Navy official calls for rapid deployment of unmanned vessels
By Megan Scully CongressDaily March 4, 2010
Chief of Naval Operations Gary Roughead said he expects to take unmanned underwater vehicles from experimentation to routine deployments by the end of the decade, boosting the Navy's ability to detect mines, survey coastlines and conduct other sea missions.
Roughead's comments dovetail with findings in the Pentagon's recently released Quadrennial Defense Review of military capabilities and requirements, which urges the Navy to pursue crewless subsurface ships as the military continues to procure and use unmanned aerial vehicles in record numbers.
"I think that unmanned underwater vehicles have potentially greater value than maybe even ... the aerial vehicles; I submit that the underwater is more stressing, it's harder" on people than flight, Roughead said in an interview at the Pentagon this week. "And therefore I think the ability to use underwater vehicles can give you, I think, more of a payback than an aerial vehicle can."

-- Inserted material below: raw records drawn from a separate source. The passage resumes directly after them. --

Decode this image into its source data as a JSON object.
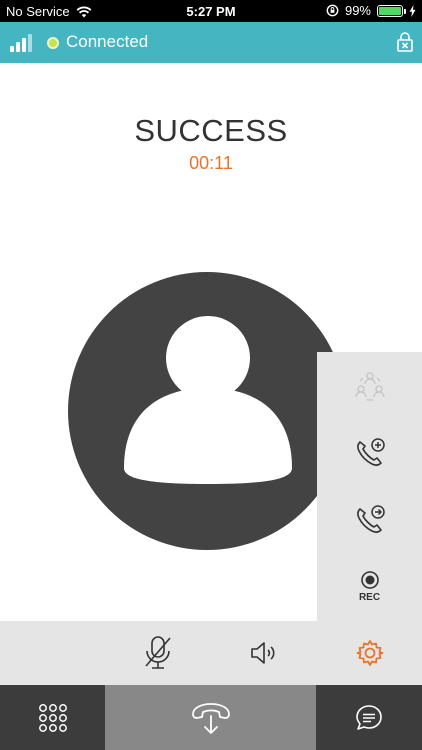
{
  "status_bar": {
    "carrier": "No Service",
    "time": "5:27 PM",
    "battery": "99%",
    "battery_level": 0.99
  },
  "connection": {
    "label": "Connected",
    "accent_color": "#45b5c2",
    "dot_color": "#c8e24a"
  },
  "call": {
    "status": "SUCCESS",
    "timer": "00:11",
    "timer_color": "#e8742c"
  },
  "side_panel": {
    "rec_label": "REC"
  },
  "icons": {
    "signal": "signal-bars-icon",
    "lock": "lock-icon",
    "conference": "conference-icon",
    "add_call": "add-call-icon",
    "transfer": "transfer-call-icon",
    "record": "record-icon",
    "mute": "microphone-muted-icon",
    "speaker": "speaker-icon",
    "settings": "gear-icon",
    "keypad": "keypad-icon",
    "hangup": "hang-up-icon",
    "chat": "chat-icon"
  }
}
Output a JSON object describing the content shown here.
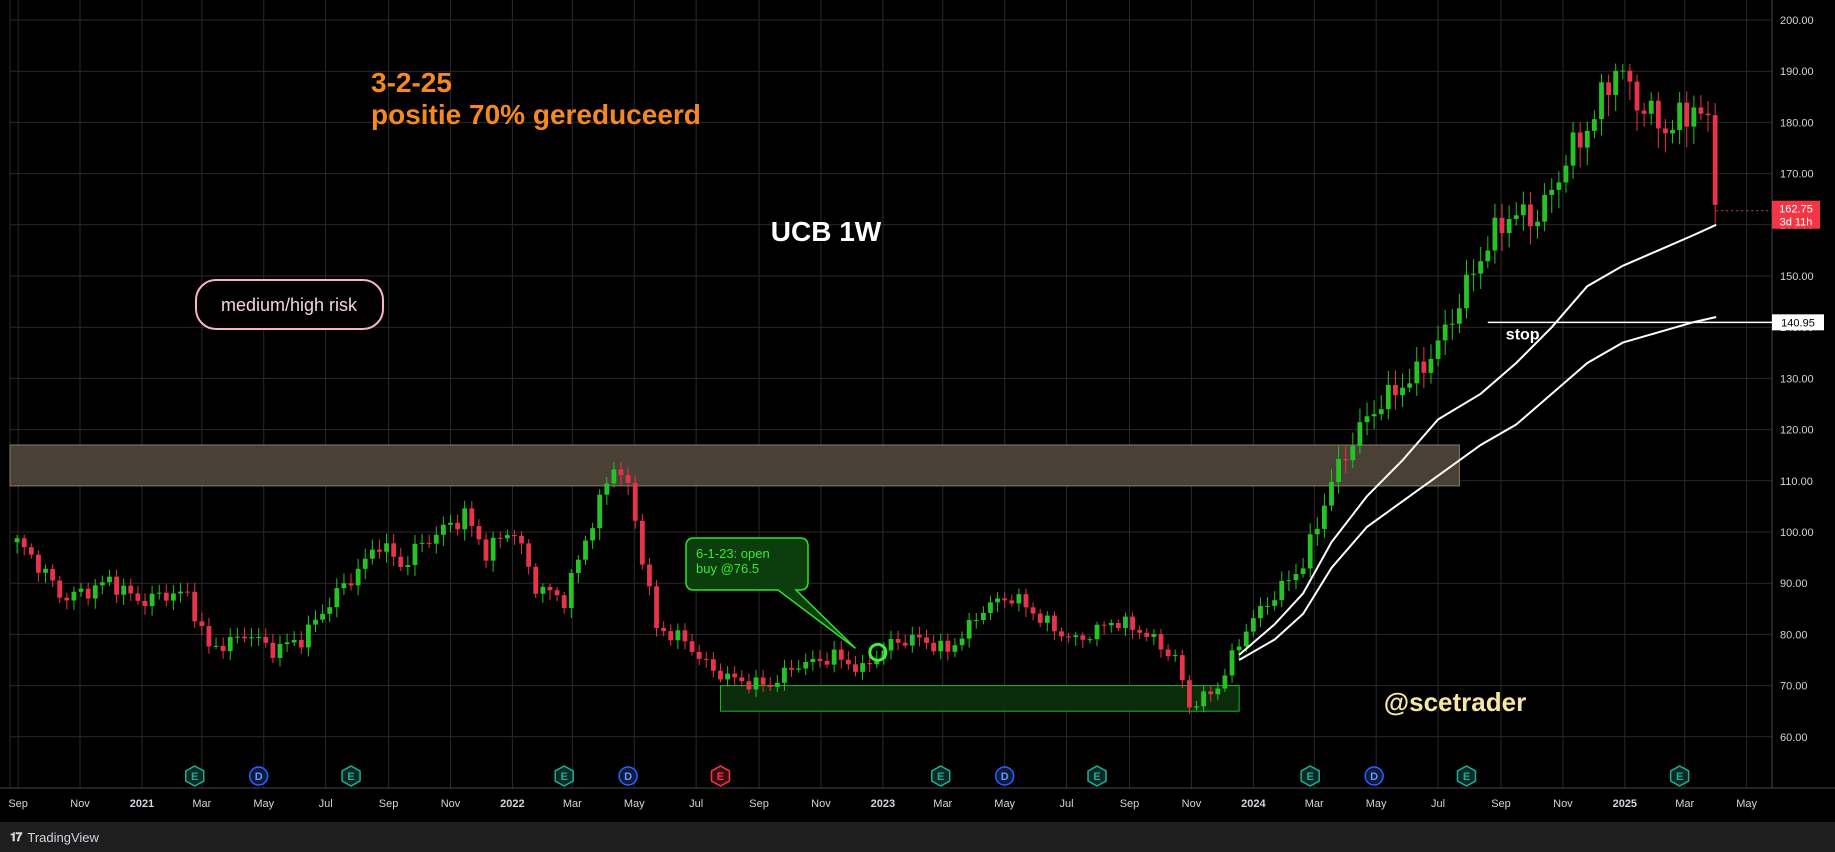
{
  "chart_data": {
    "type": "candlestick",
    "title": "UCB 1W",
    "ylim": [
      53,
      203
    ],
    "y_ticks": [
      60,
      70,
      80,
      90,
      100,
      110,
      120,
      130,
      140,
      150,
      160,
      170,
      180,
      190,
      200
    ],
    "x_tick_labels": [
      "Sep",
      "Nov",
      "2021",
      "Mar",
      "May",
      "Jul",
      "Sep",
      "Nov",
      "2022",
      "Mar",
      "May",
      "Jul",
      "Sep",
      "Nov",
      "2023",
      "Mar",
      "May",
      "Jul",
      "Sep",
      "Nov",
      "2024",
      "Mar",
      "May",
      "Jul",
      "Sep",
      "Nov",
      "2025",
      "Mar",
      "May"
    ],
    "close_path": [
      [
        "2020-08-31",
        98
      ],
      [
        "2020-10-15",
        86
      ],
      [
        "2020-11-30",
        92
      ],
      [
        "2021-01-01",
        86
      ],
      [
        "2021-02-15",
        87
      ],
      [
        "2021-03-08",
        78
      ],
      [
        "2021-04-15",
        81
      ],
      [
        "2021-05-10",
        76
      ],
      [
        "2021-06-07",
        78
      ],
      [
        "2021-07-15",
        90
      ],
      [
        "2021-08-23",
        98
      ],
      [
        "2021-09-13",
        92
      ],
      [
        "2021-10-11",
        98
      ],
      [
        "2021-11-15",
        105
      ],
      [
        "2021-12-06",
        97
      ],
      [
        "2022-01-01",
        100
      ],
      [
        "2022-01-24",
        88
      ],
      [
        "2022-02-21",
        87
      ],
      [
        "2022-03-14",
        100
      ],
      [
        "2022-04-11",
        114
      ],
      [
        "2022-04-25",
        108
      ],
      [
        "2022-05-23",
        80
      ],
      [
        "2022-06-20",
        79
      ],
      [
        "2022-07-18",
        74
      ],
      [
        "2022-08-22",
        70
      ],
      [
        "2022-09-12",
        69
      ],
      [
        "2022-10-10",
        74
      ],
      [
        "2022-11-14",
        77
      ],
      [
        "2022-12-12",
        73
      ],
      [
        "2023-01-09",
        77
      ],
      [
        "2023-02-06",
        79
      ],
      [
        "2023-03-06",
        78
      ],
      [
        "2023-04-10",
        85
      ],
      [
        "2023-05-08",
        86
      ],
      [
        "2023-06-05",
        83
      ],
      [
        "2023-07-10",
        80
      ],
      [
        "2023-08-14",
        82
      ],
      [
        "2023-09-18",
        79
      ],
      [
        "2023-10-16",
        76
      ],
      [
        "2023-10-30",
        67
      ],
      [
        "2023-11-27",
        70
      ],
      [
        "2023-12-25",
        80
      ],
      [
        "2024-01-22",
        87
      ],
      [
        "2024-02-19",
        95
      ],
      [
        "2024-03-18",
        111
      ],
      [
        "2024-04-15",
        119
      ],
      [
        "2024-05-13",
        125
      ],
      [
        "2024-06-10",
        132
      ],
      [
        "2024-07-08",
        141
      ],
      [
        "2024-08-05",
        150
      ],
      [
        "2024-09-09",
        160
      ],
      [
        "2024-10-07",
        163
      ],
      [
        "2024-11-04",
        175
      ],
      [
        "2024-12-02",
        180
      ],
      [
        "2024-12-23",
        188
      ],
      [
        "2025-01-13",
        183
      ],
      [
        "2025-02-10",
        181
      ],
      [
        "2025-03-10",
        185
      ],
      [
        "2025-03-24",
        179
      ],
      [
        "2025-04-01",
        163
      ]
    ],
    "ma_fast": [
      [
        "2023-12-18",
        76
      ],
      [
        "2024-01-22",
        82
      ],
      [
        "2024-02-19",
        88
      ],
      [
        "2024-03-18",
        98
      ],
      [
        "2024-04-22",
        107
      ],
      [
        "2024-05-27",
        114
      ],
      [
        "2024-07-01",
        122
      ],
      [
        "2024-08-12",
        127
      ],
      [
        "2024-09-16",
        133
      ],
      [
        "2024-10-21",
        140
      ],
      [
        "2024-11-25",
        148
      ],
      [
        "2024-12-30",
        152
      ],
      [
        "2025-02-03",
        155
      ],
      [
        "2025-03-10",
        158
      ],
      [
        "2025-04-01",
        160
      ]
    ],
    "ma_slow": [
      [
        "2023-12-18",
        75
      ],
      [
        "2024-01-22",
        79
      ],
      [
        "2024-02-19",
        84
      ],
      [
        "2024-03-18",
        93
      ],
      [
        "2024-04-22",
        101
      ],
      [
        "2024-05-27",
        106
      ],
      [
        "2024-07-01",
        111
      ],
      [
        "2024-08-12",
        117
      ],
      [
        "2024-09-16",
        121
      ],
      [
        "2024-10-21",
        127
      ],
      [
        "2024-11-25",
        133
      ],
      [
        "2024-12-30",
        137
      ],
      [
        "2025-02-03",
        139
      ],
      [
        "2025-03-10",
        141
      ],
      [
        "2025-04-01",
        142
      ]
    ],
    "zones": [
      {
        "name": "resistance-zone",
        "x0": "2020-08-24",
        "x1": "2024-07-22",
        "y0": 109,
        "y1": 117,
        "fill": "#4d4539",
        "stroke": "#8a7a64"
      },
      {
        "name": "support-zone",
        "x0": "2022-07-25",
        "x1": "2023-12-18",
        "y0": 65,
        "y1": 70,
        "fill": "#0c2e0c",
        "stroke": "#1fb51f"
      }
    ],
    "stop_level": {
      "value": 140.95,
      "label": "140.95",
      "x0": "2024-08-19",
      "note": "stop"
    },
    "last_price": {
      "value": 162.75,
      "label": "162.75",
      "timer": "3d 11h",
      "color": "#f23645"
    },
    "entry_marker": {
      "date": "2022-12-27",
      "value": 76.5
    },
    "callout": {
      "line1": "6-1-23: open",
      "line2": "buy @76.5",
      "target_date": "2022-12-05",
      "target_value": 76.5
    },
    "events": [
      {
        "date": "2021-02-22",
        "label": "E",
        "type": "earnings"
      },
      {
        "date": "2021-04-26",
        "label": "D",
        "type": "dividend"
      },
      {
        "date": "2021-07-26",
        "label": "E",
        "type": "earnings"
      },
      {
        "date": "2022-02-21",
        "label": "E",
        "type": "earnings"
      },
      {
        "date": "2022-04-25",
        "label": "D",
        "type": "dividend"
      },
      {
        "date": "2022-07-25",
        "label": "E",
        "type": "earnings-miss"
      },
      {
        "date": "2023-02-27",
        "label": "E",
        "type": "earnings"
      },
      {
        "date": "2023-05-01",
        "label": "D",
        "type": "dividend"
      },
      {
        "date": "2023-07-31",
        "label": "E",
        "type": "earnings"
      },
      {
        "date": "2024-02-26",
        "label": "E",
        "type": "earnings"
      },
      {
        "date": "2024-04-29",
        "label": "D",
        "type": "dividend"
      },
      {
        "date": "2024-07-29",
        "label": "E",
        "type": "earnings"
      },
      {
        "date": "2025-02-24",
        "label": "E",
        "type": "earnings"
      }
    ],
    "annotations": {
      "date_note": "3-2-25",
      "position_note": "positie 70% gereduceerd",
      "risk_note": "medium/high risk",
      "author": "@scetrader"
    },
    "colors": {
      "up": "#26c226",
      "down": "#e8344a",
      "grid": "#2a2a2a",
      "ma": "#ffffff",
      "note": "#f5891f",
      "author": "#f6e7a3",
      "risk_border": "#f8b4c4"
    }
  },
  "footer": {
    "brand": "TradingView"
  }
}
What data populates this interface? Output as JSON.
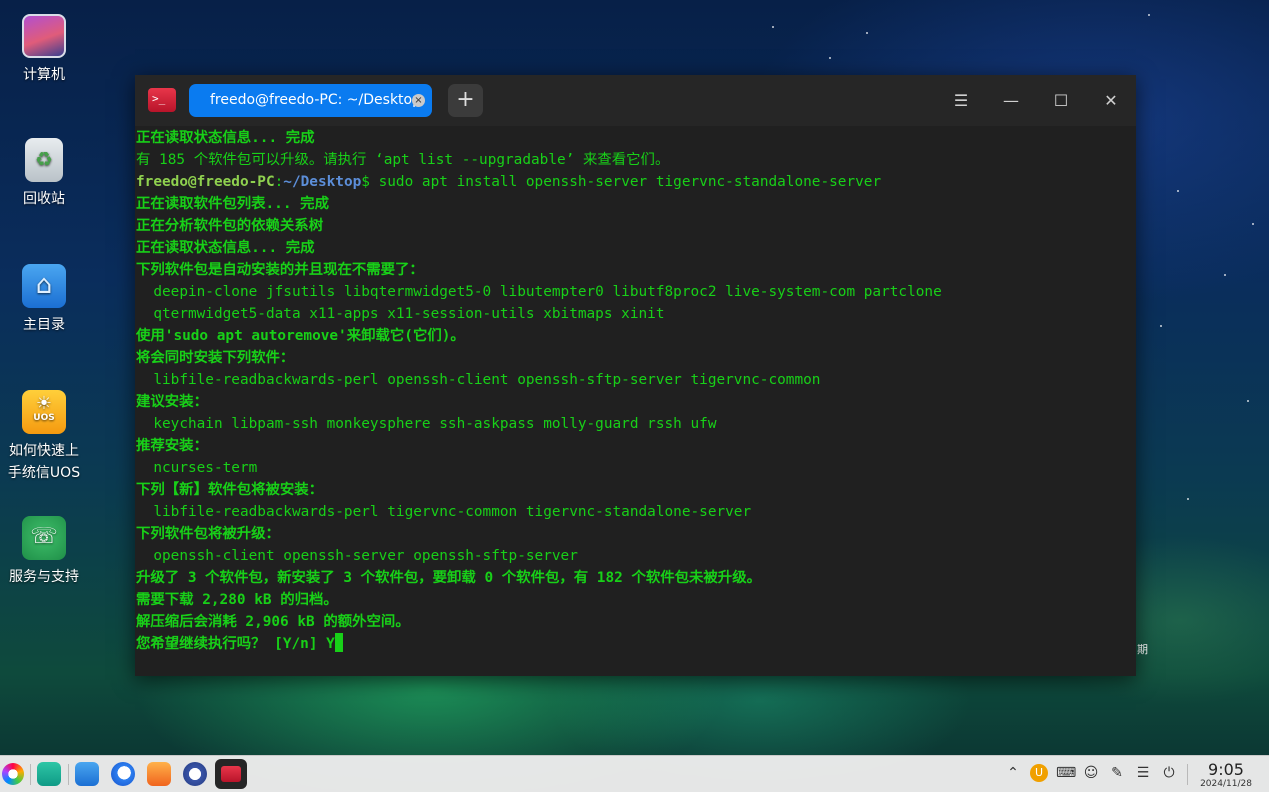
{
  "desktop": {
    "icons": [
      {
        "label": "计算机"
      },
      {
        "label": "回收站"
      },
      {
        "label": "主目录"
      },
      {
        "label_line1": "如何快速上",
        "label_line2": "手统信UOS"
      },
      {
        "label": "服务与支持"
      }
    ],
    "side_char": "期"
  },
  "terminal": {
    "tab_title": "freedo@freedo-PC: ~/Desktop",
    "new_tab_label": "+",
    "menu_icon": "menu-icon",
    "prompt_user": "freedo@freedo-PC",
    "prompt_sep": ":",
    "prompt_path": "~/Desktop",
    "prompt_dollar": "$ ",
    "command": "sudo apt install openssh-server tigervnc-standalone-server",
    "lines_before": [
      "正在读取状态信息... 完成",
      "有 185 个软件包可以升级。请执行 ‘apt list --upgradable’ 来查看它们。"
    ],
    "lines_after": [
      "正在读取软件包列表... 完成",
      "正在分析软件包的依赖关系树",
      "正在读取状态信息... 完成",
      "下列软件包是自动安装的并且现在不需要了：",
      "  deepin-clone jfsutils libqtermwidget5-0 libutempter0 libutf8proc2 live-system-com partclone",
      "  qtermwidget5-data x11-apps x11-session-utils xbitmaps xinit",
      "使用'sudo apt autoremove'来卸载它(它们)。",
      "将会同时安装下列软件：",
      "  libfile-readbackwards-perl openssh-client openssh-sftp-server tigervnc-common",
      "建议安装：",
      "  keychain libpam-ssh monkeysphere ssh-askpass molly-guard rssh ufw",
      "推荐安装：",
      "  ncurses-term",
      "下列【新】软件包将被安装：",
      "  libfile-readbackwards-perl tigervnc-common tigervnc-standalone-server",
      "下列软件包将被升级：",
      "  openssh-client openssh-server openssh-sftp-server",
      "升级了 3 个软件包，新安装了 3 个软件包，要卸载 0 个软件包，有 182 个软件包未被升级。",
      "需要下载 2,280 kB 的归档。",
      "解压缩后会消耗 2,906 kB 的额外空间。"
    ],
    "final_prompt": "您希望继续执行吗？ [Y/n] Y"
  },
  "taskbar": {
    "clock_time": "9:05",
    "clock_date": "2024/11/28"
  }
}
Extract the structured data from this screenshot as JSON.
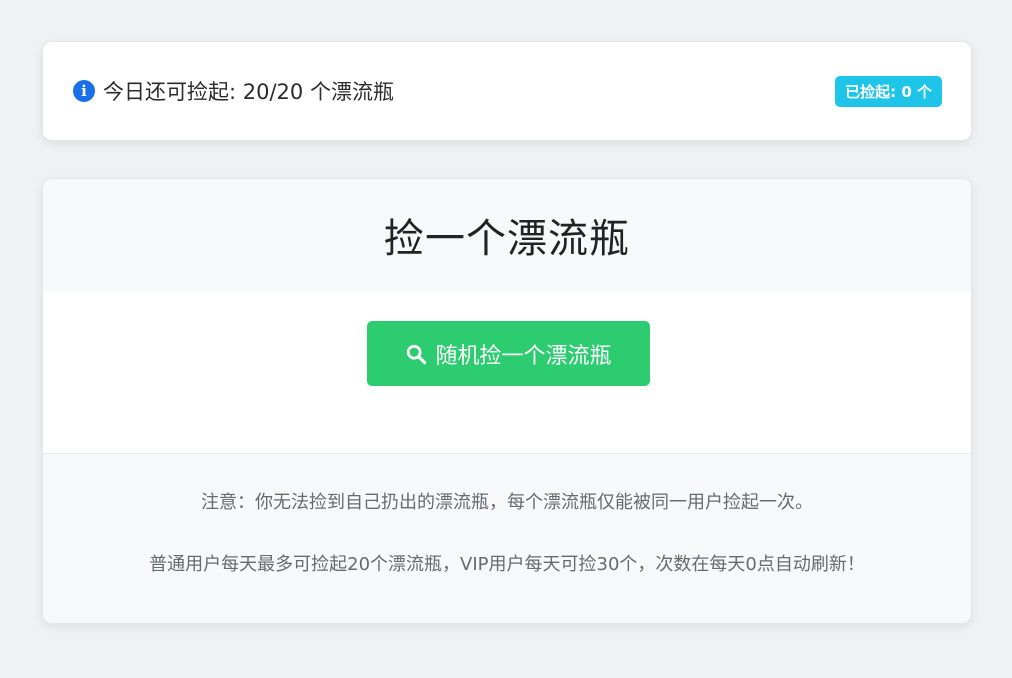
{
  "status": {
    "remaining_text": "今日还可捡起: 20/20 个漂流瓶",
    "picked_badge": "已捡起: 0 个",
    "info_icon": "info-circle-icon"
  },
  "main": {
    "title": "捡一个漂流瓶",
    "button_label": "随机捡一个漂流瓶",
    "button_icon": "search-icon",
    "button_color": "#2ecc71"
  },
  "notes": {
    "line1": "注意：你无法捡到自己扔出的漂流瓶，每个漂流瓶仅能被同一用户捡起一次。",
    "line2": "普通用户每天最多可捡起20个漂流瓶，VIP用户每天可捡30个，次数在每天0点自动刷新！"
  },
  "colors": {
    "info_blue": "#1a6fe8",
    "badge_cyan": "#1ec5e8",
    "page_bg": "#f0f1f3"
  }
}
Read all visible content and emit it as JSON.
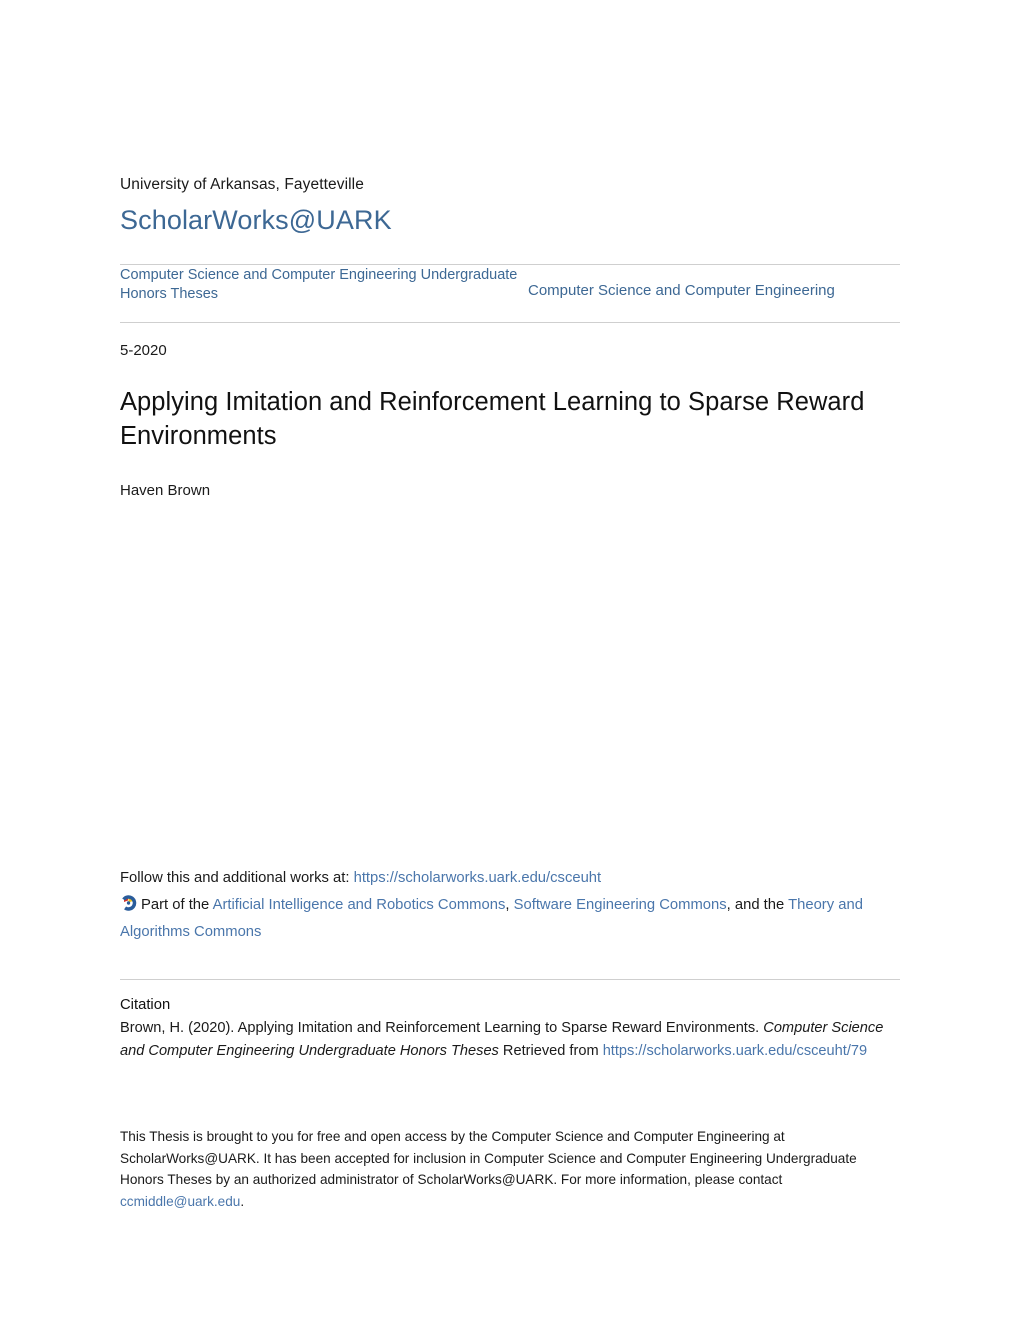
{
  "masthead": {
    "institution": "University of Arkansas, Fayetteville",
    "repository": "ScholarWorks@UARK",
    "repository_color": "#3d6894"
  },
  "series": {
    "left": "Computer Science and Computer Engineering Undergraduate Honors Theses",
    "right": "Computer Science and Computer Engineering",
    "link_color": "#3d6894"
  },
  "record": {
    "date": "5-2020",
    "title": "Applying Imitation and Reinforcement Learning to Sparse Reward Environments",
    "author": "Haven Brown"
  },
  "follow": {
    "prefix": "Follow this and additional works at:",
    "url": "https://scholarworks.uark.edu/csceuht",
    "logo_icon": "digital-commons-network-icon",
    "part_of": "Part of the",
    "commons": [
      "Artificial Intelligence and Robotics Commons",
      "Software Engineering Commons",
      "Theory and Algorithms Commons"
    ],
    "separator_1": ",",
    "separator_2": ", and the",
    "link_color": "#4a76ab"
  },
  "citation": {
    "heading": "Citation",
    "line1": "Brown, H. (2020). Applying Imitation and Reinforcement Learning to Sparse Reward Environments.",
    "italic_series": "Computer Science and Computer Engineering Undergraduate Honors Theses",
    "retrieved_from": " Retrieved from",
    "url": "https://scholarworks.uark.edu/csceuht/79"
  },
  "footer": {
    "text_part1": "This Thesis is brought to you for free and open access by the Computer Science and Computer Engineering at ScholarWorks@UARK. It has been accepted for inclusion in Computer Science and Computer Engineering Undergraduate Honors Theses by an authorized administrator of ScholarWorks@UARK. For more information, please contact ",
    "email": "ccmiddle@uark.edu",
    "text_part2": "."
  }
}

The Navy, which has been experimenting with UUV technologies, would likely deploy the vessels for the same types of intelligence gathering and reconnaissance missions that have made UAVs so successful in Iraq and Afghanistan.
The sensors, Roughead said, can be integrated into a network, dormant for long periods of time and operate at greater depths than manned systems -- all major pluses for the fleet. "I think there's huge value," the chief said.